Борис, до того, как расписаться с Зиной, долго уговаривал её, но без нажима, чтобы не волновать, и убедил Зину лишь тем, что у ребенка должен быть отец, и Зина лицо «медийное», и к чему сплетни, которых можно избежать? Никто не помешает нам разойтись, Зина, – говорил он, – нам нет необходимости жить вместе, под одной крышей, хотя я бы искренне был этому рад. Зина вдруг поняла, что Борис становится для неё тем же, чем она была для Яши – и мамой, и нянькой, и стеной, и прибежищем … 1 марта, чуть раньше срока, Зина родила девочку. Когда ребёнка положили ей на грудь, она успела подумать только одно – как же она прекрасна! – и уснула.
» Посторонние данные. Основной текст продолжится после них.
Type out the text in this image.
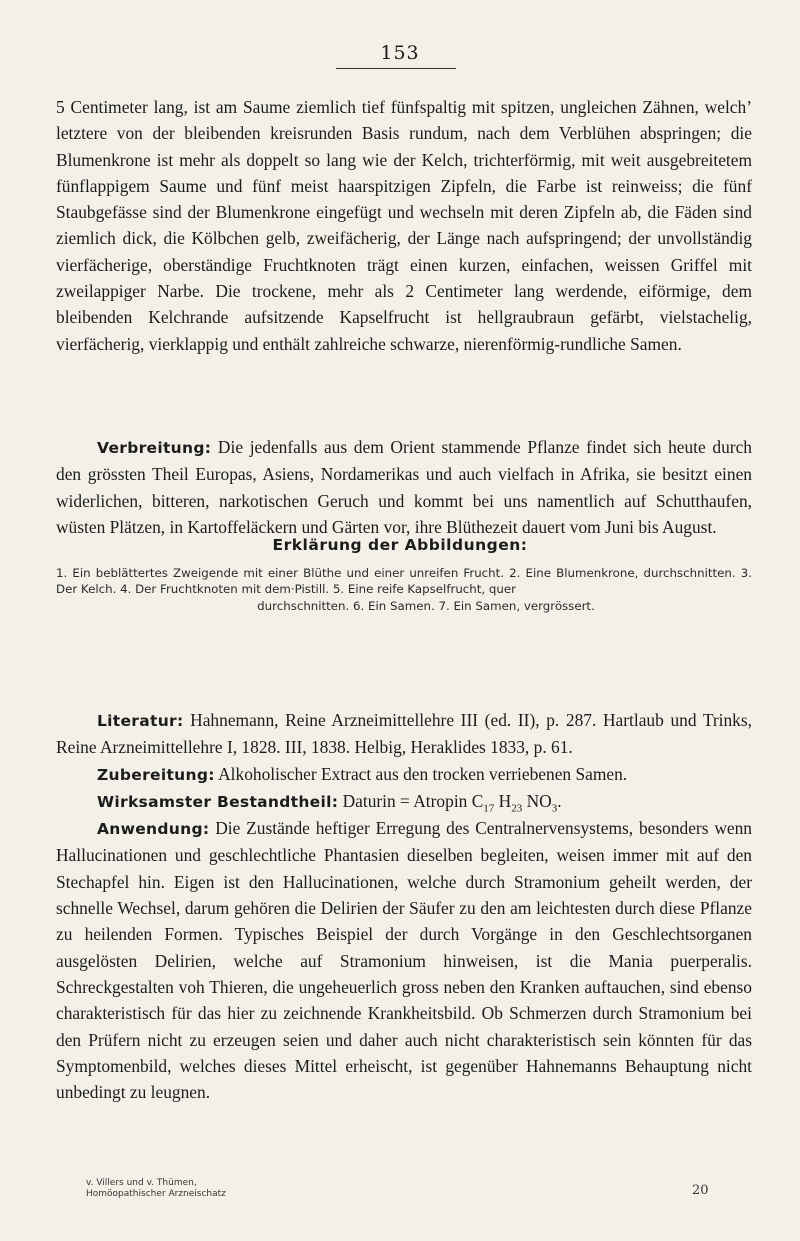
153

5 Centimeter lang, ist am Saume ziemlich tief fünfspaltig mit spitzen, ungleichen Zähnen, welch’ letztere von der bleibenden kreisrunden Basis rundum, nach dem Verblühen abspringen; die Blumenkrone ist mehr als doppelt so lang wie der Kelch, trichterförmig, mit weit ausgebreitetem fünflappigem Saume und fünf meist haarspitzigen Zipfeln, die Farbe ist reinweiss; die fünf Staubgefässe sind der Blumenkrone eingefügt und wechseln mit deren Zipfeln ab, die Fäden sind ziemlich dick, die Kölbchen gelb, zweifächerig, der Länge nach aufspringend; der unvollständig vierfächerige, oberständige Fruchtknoten trägt einen kurzen, einfachen, weissen Griffel mit zweilappiger Narbe. Die trockene, mehr als 2 Centimeter lang werdende, eiförmige, dem bleibenden Kelchrande aufsitzende Kapselfrucht ist hellgraubraun gefärbt, vielstachelig, vierfächerig, vierklappig und enthält zahlreiche schwarze, nierenförmig-rundliche Samen.

Verbreitung: Die jedenfalls aus dem Orient stammende Pflanze findet sich heute durch den grössten Theil Europas, Asiens, Nordamerikas und auch vielfach in Afrika, sie besitzt einen widerlichen, bitteren, narkotischen Geruch und kommt bei uns namentlich auf Schutthaufen, wüsten Plätzen, in Kartoffeläckern und Gärten vor, ihre Blüthezeit dauert vom Juni bis August.

Erklärung der Abbildungen:
1. Ein beblättertes Zweigende mit einer Blüthe und einer unreifen Frucht. 2. Eine Blumenkrone, durchschnitten. 3. Der Kelch. 4. Der Fruchtknoten mit dem·Pistill. 5. Eine reife Kapselfrucht, quer
durchschnitten. 6. Ein Samen. 7. Ein Samen, vergrössert.

Literatur: Hahnemann, Reine Arzneimittellehre III (ed. II), p. 287. Hartlaub und Trinks, Reine Arzneimittellehre I, 1828. III, 1838. Helbig, Heraklides 1833, p. 61.

Zubereitung: Alkoholischer Extract aus den trocken verriebenen Samen.

Wirksamster Bestandtheil: Daturin = Atropin $C_{17}$ $H_{23}$ $NO_3$.

Anwendung: Die Zustände heftiger Erregung des Centralnervensystems, besonders wenn Hallucinationen und geschlechtliche Phantasien dieselben begleiten, weisen immer mit auf den Stechapfel hin. Eigen ist den Hallucinationen, welche durch Stramonium geheilt werden, der schnelle Wechsel, darum gehören die Delirien der Säufer zu den am leichtesten durch diese Pflanze zu heilenden Formen. Typisches Beispiel der durch Vorgänge in den Geschlechtsorganen ausgelösten Delirien, welche auf Stramonium hinweisen, ist die Mania puerperalis. Schreckgestalten voh Thieren, die ungeheuerlich gross neben den Kranken auftauchen, sind ebenso charakteristisch für das hier zu zeichnende Krankheitsbild. Ob Schmerzen durch Stramonium bei den Prüfern nicht zu erzeugen seien und daher auch nicht charakteristisch sein könnten für das Symptomenbild, welches dieses Mittel erheischt, ist gegenüber Hahnemanns Behauptung nicht unbedingt zu leugnen.

v. Villers und v. Thümen,
Homöopathischer Arzneischatz	20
Страшная какая девка, – сказала, пеленая новорожденную, одна санитарка другой, – жуть, один нос, и длинная такая… Ага, – откликнулась та, – и смотри, молчит! Как будто губы сжала!


– Я назову её Лиля, – сказала Зина.

– Зина, не валяй дурака, – Зинина мама сидела на краю кровати, – что за дурацкая фантазия? Сейчас в моде Анастасии, Варвары. Дарьи, наконец!

– Нет, – Зина улыбалась тихо и гладила грудь, – Лилия. Лилечка. Лилия Борисовна Логинова. Только так, и не иначе! Мама! Ты знаешь, она такая! Она – такая. Вот – «ночная тишина», понимаешь?

– Да называй, как хочешь, – мама хотела расспросить про Борю, но все не решалась, – ты после выписки к нам, или к себе?

– Мам, не знаю. Но мне будет нужна твоя помощь, – и мама, расчувствовавшись, погладила Зину по щеке.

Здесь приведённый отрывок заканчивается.